There is something about a breakfast bake that makes me feel all warm and fuzzy inside. It reminds me of waking up on Easter and Christmas mornings to the ahmaazing smells of my mom making her incredible sausage bread, or pull-apart monkey bread, or maybe her delicious seafood quiche. A leisurely hot breakfast will pretty much cheer me up no matter what.
I am definitely not in the get-married and have-babies phase of my life yet. I am still too focused on figuring our my own life! However for some reason I can’t wait to cook and bake for my hypothetical family. Like that’s the most exciting thing for me about having a family! Many of my best memories are associated with a certain dish that would always accompany a special family event, and I think I really want to recreate that warmth for my own kids someday.
If you also share my affection for baked breakfast (say, on a weekend accompanied by a foamy latte), then you’re going to love this recipe.
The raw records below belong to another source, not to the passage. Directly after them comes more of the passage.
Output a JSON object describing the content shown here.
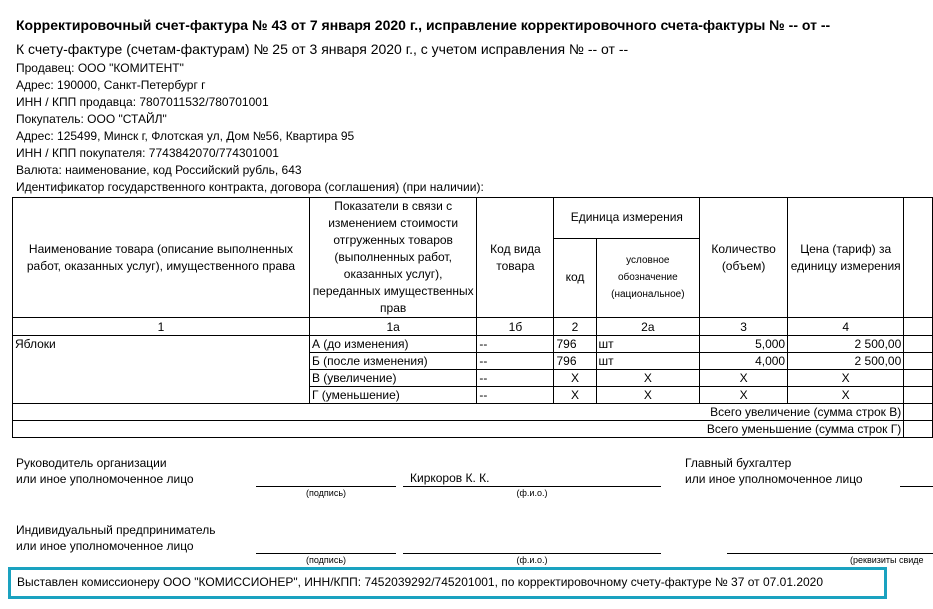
{
  "header": {
    "title": "Корректировочный счет-фактура № 43 от 7 января 2020 г., исправление корректировочного счета-фактуры № -- от --",
    "subtitle": "К счету-фактуре (счетам-фактурам) № 25 от 3 января 2020 г., с учетом исправления № -- от --",
    "lines": [
      "Продавец: ООО \"КОМИТЕНТ\"",
      "Адрес: 190000, Санкт-Петербург г",
      "ИНН / КПП продавца: 7807011532/780701001",
      "Покупатель: ООО \"СТАЙЛ\"",
      "Адрес: 125499, Минск г, Флотская ул, Дом №56, Квартира 95",
      "ИНН / КПП покупателя: 7743842070/774301001",
      "Валюта: наименование, код Российский рубль, 643",
      "Идентификатор государственного контракта, договора (соглашения) (при наличии):"
    ]
  },
  "table": {
    "headers": {
      "name": "Наименование товара (описание выполненных работ, оказанных услуг), имущественного права",
      "indicators": "Показатели в связи с изменением стоимости отгруженных товаров (выполненных работ, оказанных услуг), переданных имущественных прав",
      "kind_code": "Код вида товара",
      "unit": "Единица измерения",
      "unit_code": "код",
      "unit_name": "условное обозначение (национальное)",
      "qty": "Количество (объем)",
      "price": "Цена (тариф) за единицу измерения"
    },
    "numbers": [
      "1",
      "1а",
      "1б",
      "2",
      "2а",
      "3",
      "4"
    ],
    "product": "Яблоки",
    "rows": [
      {
        "indicator": "А (до изменения)",
        "kind": "--",
        "code": "796",
        "unit": "шт",
        "qty": "5,000",
        "price": "2 500,00"
      },
      {
        "indicator": "Б (после изменения)",
        "kind": "--",
        "code": "796",
        "unit": "шт",
        "qty": "4,000",
        "price": "2 500,00"
      },
      {
        "indicator": "В (увеличение)",
        "kind": "--",
        "code": "X",
        "unit": "X",
        "qty": "X",
        "price": "X"
      },
      {
        "indicator": "Г (уменьшение)",
        "kind": "--",
        "code": "X",
        "unit": "X",
        "qty": "X",
        "price": "X"
      }
    ],
    "total_increase": "Всего увеличение (сумма строк В)",
    "total_decrease": "Всего уменьшение (сумма строк Г)"
  },
  "signatures": {
    "head_l1": "Руководитель организации",
    "head_l2": "или иное уполномоченное лицо",
    "head_name": "Киркоров К. К.",
    "accountant_l1": "Главный бухгалтер",
    "accountant_l2": "или иное уполномоченное лицо",
    "ip_l1": "Индивидуальный предприниматель",
    "ip_l2": "или иное уполномоченное лицо",
    "cap_sign": "(подпись)",
    "cap_fio": "(ф.и.о.)",
    "cap_req": "(реквизиты свиде"
  },
  "note": "Выставлен комиссионеру ООО \"КОМИССИОНЕР\", ИНН/КПП: 7452039292/745201001, по корректировочному счету-фактуре № 37 от 07.01.2020"
}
If you’re more of a cereal person, you’ll still like this recipe. If you’re not even a breakfast person (gasp!! why??) then I would 1) ask you to examine your life choices and 2) just give this one breakfast dish a go.
This dish requires a little prep work the night before, but don’t most great breakfasts? Also, it’s dairy free because I’m trying a dairy free diet (idk if it’s gonna last, I’ll keep you updated on results). But if you want to use dairy then doooo it. Here we go:
- 1 cup brown sugar
- 1/2 cup Earth Balance butter substitute
- 2 tablespoons water
- 3 peaches, washed and sliced into thin wedges (I left the skin on, peel it if you’d prefer to)
- 1/4 cup sliced almonds
- 6 slices whole-grain bread
- 5 eggs
- 1 tablespoon vanilla extract
- Ground cinnamon for sprinkling on top
- In a saucepan the night before, stir together the brown sugar, Earth Balance and water. Bring to a boil, then reduce heat to low and simmer for 10 minutes, stirring frequently.
- Pour the brown sugar into a 9×13 baking dish, and tilt dish so that mixture covers entire bottom. Sprinkle almonds on top.
- Layer the peaches over the sugar coating, then top with slices of bread.
- Whisk together eggs and vanilla in a bowl. Carefully pour egg mixture over bread slices so that the bread is evenly coated.
- Sprinkle the top with desired amount of cinnamon.
- Cover and refrigerate overnight.
- Wake up and get excited!
- Remove dish from refrigerator about 30 minutes before baking. Preheat oven to 350 degrees F.
- Bake for 25-30 minutes until the bread is golden brown. Dig in!!